Alcuni momenti canonici delle trattazioni su poesia e musica sono affrontati in modo breve (la fase medievale), altri sono assenti (il melodramma, il rapporto neoavanguardia-musica). Si è pensato di concentrarsi su
altri luoghi, forse meno noti ma che restituiscono proprio la costanza del
fenomeno rimediativo. Per questo si apre con una visione d’insieme che,
dopo una trattazione delle principali teorie sull’intermedialità, propone
di considerare il rapporto tra poesia e musica nei termini di rimediazione.
In tal modo il legame reciproco tra suono e parola diventa particolarmente
evidente, nel flusso di scambi costanti tra i due media.
La prima cosa che questo libro può dirci, infatti, è proprio che l’intermedialità e la rimediazione sono una costante dei rapporti tra poesia e
musica. Sempre nel cap. 1 si propone di osservare il punto d’incontro tra
musica e poesia nella comune radice timica, emozionale, che si concentra
sugli affetti evocati nel destinatario. A seguire, il volume procede in ordine
cronologico.
12
introduzione
La composizione testuale per musica ha due vite, e una è (è stata, fino alla soglia del Novecento) tendenzialmente effimera; perché sopravviva sono richieste un’attenzione continua e un’impostazione multidisciplinare del lavoro ecdotico (e si può aggiungere anche critico). Osservato in
quest’ottica, il rapporto musica-parola sembra confermare quello che diceva Roland Barthes in Scrivere, verbo intransitivo?.
Antonio Rossi (cap. 2) indaga il successo di un sonetto di Aquilano,
Consumo la mia vita poco a poco, che individua nella «più o meno efficace
costruzione formale, combinata con una sostanza tematica dall’elevato grado di suggestività». Più nel dettaglio, Rossi rileva che il successo sia dato
dalla ripresa di temi petrarcheschi e classicamente lirici come la «metafora
cardine della lirica amorosa», quella del poeta che brucia (d’amore, passione ecc.).
Dunque, con un po’ di malizia, si potrebbe dire che sin dall’età umanistica il successo dei testi in musica dipende dalla ripresa di motivi e temi già
noti e di successo, che il pubblico può riconoscere: mutatis mutandis, è la
dinamica innovazione-riconoscimento tipica sì del campo estetico nel suo
complesso, ma in questa conformazione fa premio il secondo polo, il che
è specifico anche dei prodotti di massa dell’epoca contemporanea (basti
pensare alle riflessioni di Umberto Eco sulla serialità).
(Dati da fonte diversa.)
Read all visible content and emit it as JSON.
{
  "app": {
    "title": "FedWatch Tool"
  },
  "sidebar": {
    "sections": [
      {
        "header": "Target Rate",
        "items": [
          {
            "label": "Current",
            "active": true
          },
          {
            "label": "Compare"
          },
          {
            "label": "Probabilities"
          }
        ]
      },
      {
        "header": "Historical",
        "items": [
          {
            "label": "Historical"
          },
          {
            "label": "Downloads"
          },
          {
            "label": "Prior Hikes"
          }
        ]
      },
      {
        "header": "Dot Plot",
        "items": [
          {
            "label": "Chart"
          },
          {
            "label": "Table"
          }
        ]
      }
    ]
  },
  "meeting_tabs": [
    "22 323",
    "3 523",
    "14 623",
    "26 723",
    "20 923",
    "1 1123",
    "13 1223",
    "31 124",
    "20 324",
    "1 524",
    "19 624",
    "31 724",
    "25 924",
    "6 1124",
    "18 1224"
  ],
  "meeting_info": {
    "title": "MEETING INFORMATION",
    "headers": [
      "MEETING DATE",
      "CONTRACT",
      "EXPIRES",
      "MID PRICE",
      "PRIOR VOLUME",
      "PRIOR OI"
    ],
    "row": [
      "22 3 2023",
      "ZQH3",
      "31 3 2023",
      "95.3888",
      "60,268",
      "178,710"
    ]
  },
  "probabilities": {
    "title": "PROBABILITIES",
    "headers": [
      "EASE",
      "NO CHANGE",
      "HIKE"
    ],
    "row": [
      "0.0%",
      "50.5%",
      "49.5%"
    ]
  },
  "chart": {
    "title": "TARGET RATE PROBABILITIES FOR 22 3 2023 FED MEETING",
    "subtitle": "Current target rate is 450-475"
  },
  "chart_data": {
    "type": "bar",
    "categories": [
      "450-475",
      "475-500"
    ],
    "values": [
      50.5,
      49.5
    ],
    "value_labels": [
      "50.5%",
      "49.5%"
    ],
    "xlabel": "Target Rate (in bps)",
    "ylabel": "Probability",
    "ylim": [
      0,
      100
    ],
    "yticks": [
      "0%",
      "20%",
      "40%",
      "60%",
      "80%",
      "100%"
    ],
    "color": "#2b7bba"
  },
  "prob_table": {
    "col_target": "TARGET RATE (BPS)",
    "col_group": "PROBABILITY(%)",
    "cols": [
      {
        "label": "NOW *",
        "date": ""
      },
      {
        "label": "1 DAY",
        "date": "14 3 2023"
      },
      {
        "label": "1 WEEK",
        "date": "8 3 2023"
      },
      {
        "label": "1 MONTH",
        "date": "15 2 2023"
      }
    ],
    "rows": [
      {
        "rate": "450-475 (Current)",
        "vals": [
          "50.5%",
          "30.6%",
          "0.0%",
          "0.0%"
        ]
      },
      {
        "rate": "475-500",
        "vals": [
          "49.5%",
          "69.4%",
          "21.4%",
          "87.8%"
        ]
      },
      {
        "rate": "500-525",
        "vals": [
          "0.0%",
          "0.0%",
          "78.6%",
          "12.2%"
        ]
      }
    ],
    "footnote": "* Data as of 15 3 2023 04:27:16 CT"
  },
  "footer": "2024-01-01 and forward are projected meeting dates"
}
Questo porta all’attenzione due elementi che di frequente si tralasciano: primo, la forza dell’innovazione si conferma come tratto dominante
in alcune epoche (in particolare il Modernismo) e il Verbotenkanon adorniano è valido solo in determinate fasi (per la fase apertasi nel secondo
Novecento, cfr. Tirinanzi De Medici, 2018) e, se mai, in determinati attori
del campo culturale (i vertici, di solito: ma anche qui il fenomeno è molto
spesso controbilanciato dall’attenzione alla tradizione); secondo, il pubblico è stratificato e si configura – ovviamente con meno variazioni, dato
che la stratificazione è comunque più ristretta – sempre come attento ad
aspetti diversi. I diversi livelli di lettura che già Vittorio Spinazzola aveva
evidenziato per i romanzi, per cui esistono formule differenti che attraggono diversi tipi di lettori, erano ben presenti anche agli albori del moderno.
Il sospetto adorniano per le forme popolari di cultura, dunque, ha reindirizzato gli studi in una direzione problematica.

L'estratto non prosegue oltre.